Optimize aggregation query limit based on lookup results

Lucas_GHANEM · April 25, 2023, 7:30pm

Hi everyone,

I’m trying to optimize an aggregation query having a match based on some calculated fields from a lookup stage, using limit and skip for pagination.

Let’s consider 2 collections, invoice and invoiceLine.

invoice will have a property called status, based the paidAt of the invoiceLines.
invoiceLine will have an invoiceId, and a paidAt that is a date.

invoice status can have different values depending on all the items paidAt. If one is unpaid, status is unpaid, if all are paid, status is paid for exemple.

If i want to query only the 500 first paid invoices, how can I limit my query?

For now, the limit operator is located at the end of my aggregation pipeline, but I feel like it term of efficiency, i could do better.

I’ve created an index on invoiceId in the invoiceLines collection, that helps, but with a lot of data, it’s still quite slow.

If I use limit at the start of my pipeline, I only have 500 invoices to work with, and then some are filtered, so I do not have the 500 expected invoices in the result.

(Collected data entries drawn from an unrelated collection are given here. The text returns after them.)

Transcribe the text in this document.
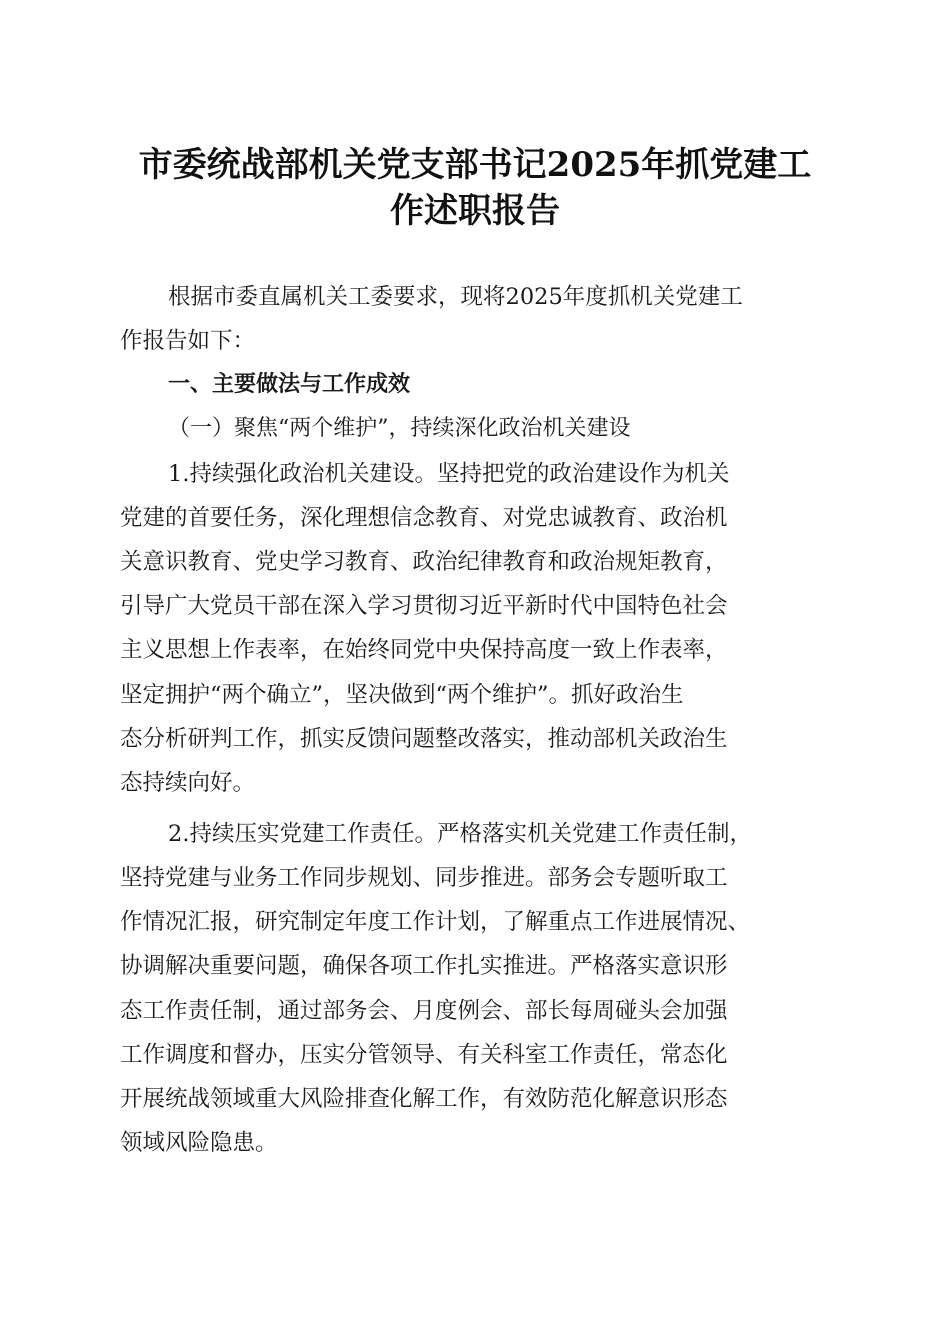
市委统战部机关党支部书记2025年抓党建工
作述职报告

根据市委直属机关工委要求，现将2025年度抓机关党建工

作报告如下：

一、主要做法与工作成效

（一）聚焦“两个维护”，持续深化政治机关建设

1.持续强化政治机关建设。坚持把党的政治建设作为机关

党建的首要任务，深化理想信念教育、对党忠诚教育、政治机

关意识教育、党史学习教育、政治纪律教育和政治规矩教育，

引导广大党员干部在深入学习贯彻习近平新时代中国特色社会

主义思想上作表率，在始终同党中央保持高度一致上作表率，

坚定拥护“两个确立”，坚决做到“两个维护”。抓好政治生

态分析研判工作，抓实反馈问题整改落实，推动部机关政治生

态持续向好。

2.持续压实党建工作责任。严格落实机关党建工作责任制，

坚持党建与业务工作同步规划、同步推进。部务会专题听取工

作情况汇报，研究制定年度工作计划，了解重点工作进展情况、

协调解决重要问题，确保各项工作扎实推进。严格落实意识形

态工作责任制，通过部务会、月度例会、部长每周碰头会加强

工作调度和督办，压实分管领导、有关科室工作责任，常态化

开展统战领域重大风险排查化解工作，有效防范化解意识形态

领域风险隐患。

I also feel like I can’t use a match in the lookup stage, because the status is calculated using all the invoiceLines paidAt of the invoice.

So I don’t really know how to paginate efficiently this use case.

Hoping that the question is clear, tell me if you need any complementary information.
Thanks in advance.

steevej · April 29, 2023, 1:05pm

Please share sample documents from all collections so that we can experiment with your use case.